A willingness to let go of one’s ego and to learn appears to be the key to creating lasting progress in Haiti. Penn was all too aware of the reputation as a “white savior” that Hollywood types can attract when they travel to countries in need, and anticipated it by embracing collaboration and empowering the existing community. . “They didn’t come in with a program on how they were going to provide water or tents,” says Hardy. “Bigger institutions are dabbling in notions of what has worked elsewhere and how they can replicate that in Haiti, but Sean’s organization was willing to listen. “Is that what you need?” All right, we can work together to find a way to provide that. They have worked well with the Haitian people, who are now managing things on the ground from day to day. “

Penn doesn’t seem concerned with the idea of ​​posing as the hero, reinforced in scenes from his annual fundraising gala, in which he breaks his own cardinal rule of never burning the crowd by adopting a tone between l hostile and disconcerting.
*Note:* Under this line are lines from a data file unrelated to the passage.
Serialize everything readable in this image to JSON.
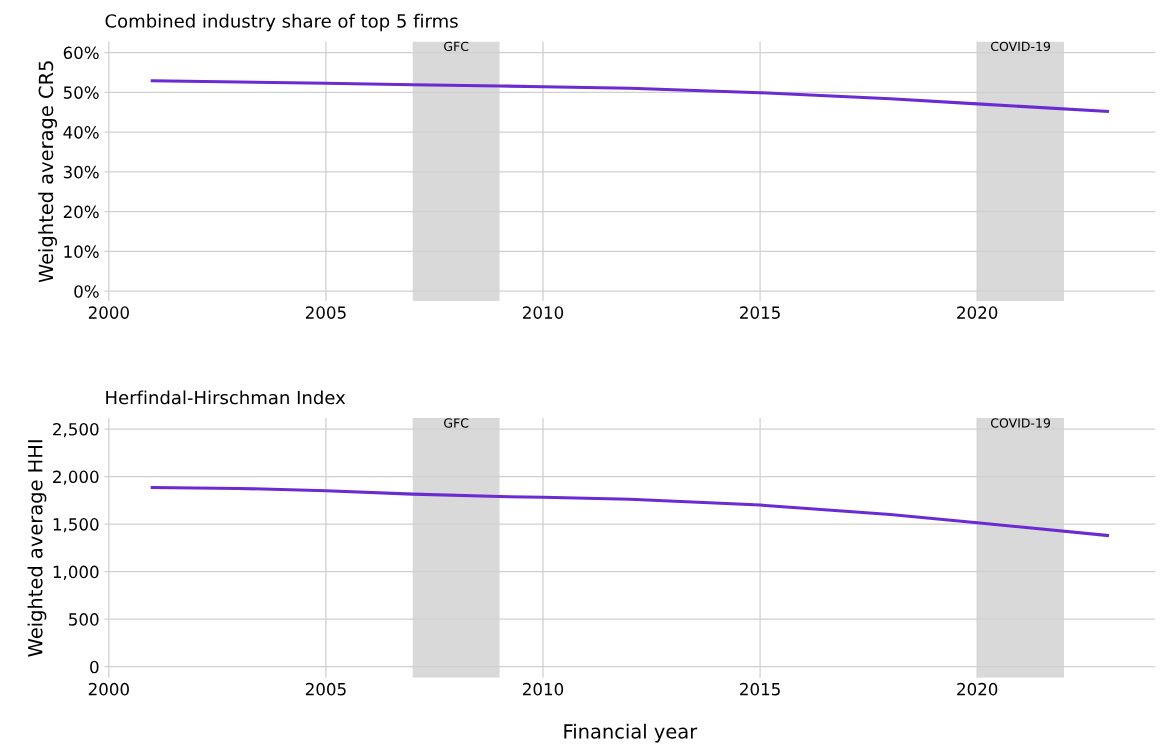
{
  "chart_data": [
    {
      "type": "line",
      "title": "Combined industry share of top 5 firms",
      "ylabel": "Weighted average CR5",
      "x": [
        2001,
        2003,
        2005,
        2007,
        2009,
        2010,
        2012,
        2015,
        2018,
        2020,
        2023
      ],
      "series": [
        {
          "color": "#6b2bd3",
          "values": [
            52.9,
            52.6,
            52.3,
            51.9,
            51.6,
            51.4,
            51.0,
            49.9,
            48.4,
            47.1,
            45.2
          ]
        }
      ],
      "xlim": [
        1999.9,
        2024.1
      ],
      "xticks": [
        2000,
        2005,
        2010,
        2015,
        2020
      ],
      "ylim": [
        -2.5,
        62.8
      ],
      "yticks": [
        {
          "value": 0,
          "label": "0%"
        },
        {
          "value": 10,
          "label": "10%"
        },
        {
          "value": 20,
          "label": "20%"
        },
        {
          "value": 30,
          "label": "30%"
        },
        {
          "value": 40,
          "label": "40%"
        },
        {
          "value": 50,
          "label": "50%"
        },
        {
          "value": 60,
          "label": "60%"
        }
      ],
      "bands": [
        {
          "axis": "x",
          "from": 2007,
          "to": 2009,
          "label": "GFC",
          "color": "#d9d9d9"
        },
        {
          "axis": "x",
          "from": 2020,
          "to": 2022,
          "label": "COVID-19",
          "color": "#d9d9d9"
        }
      ],
      "grid": true,
      "legend": false
    },
    {
      "type": "line",
      "title": "Herfindal-Hirschman Index",
      "ylabel": "Weighted average HHI",
      "xlabel": "Financial year",
      "x": [
        2001,
        2003,
        2005,
        2007,
        2009,
        2010,
        2012,
        2015,
        2018,
        2020,
        2023
      ],
      "series": [
        {
          "color": "#6b2bd3",
          "values": [
            1885,
            1875,
            1850,
            1815,
            1790,
            1782,
            1762,
            1700,
            1600,
            1515,
            1380
          ]
        }
      ],
      "xlim": [
        1999.9,
        2024.1
      ],
      "xticks": [
        2000,
        2005,
        2010,
        2015,
        2020
      ],
      "ylim": [
        -116,
        2616
      ],
      "yticks": [
        {
          "value": 0,
          "label": "0"
        },
        {
          "value": 500,
          "label": "500"
        },
        {
          "value": 1000,
          "label": "1,000"
        },
        {
          "value": 1500,
          "label": "1,500"
        },
        {
          "value": 2000,
          "label": "2,000"
        },
        {
          "value": 2500,
          "label": "2,500"
        }
      ],
      "bands": [
        {
          "axis": "x",
          "from": 2007,
          "to": 2009,
          "label": "GFC",
          "color": "#d9d9d9"
        },
        {
          "axis": "x",
          "from": 2020,
          "to": 2022,
          "label": "COVID-19",
          "color": "#d9d9d9"
        }
      ],
      "grid": true,
      "legend": false
    }
  ]
}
The film ends with the Covid-19 pandemic, the latest challenge Core is tackling head on. When the crisis hit Los Angeles, Penn took action and mobilized his resources to speed up testing and ultimately vaccination. Their operations have led to another dust that follows Penn wherever he goes; a handful of anonymous volunteers complained about substandard working conditions, which Penn categorically rejected in a 2,200-word email leaked to the press.

“I haven’t had a chance to talk to Sean about it,” says Hardy, but he’s the same old-same old for a personality with titles still chasing him. The film anticipates this last dusting off and allows its coarser side to coexist with its commitment to give. Say what you want from Sean Penn – really, the documentary invites us, go ahead – but his numbers have a way of speaking for themselves.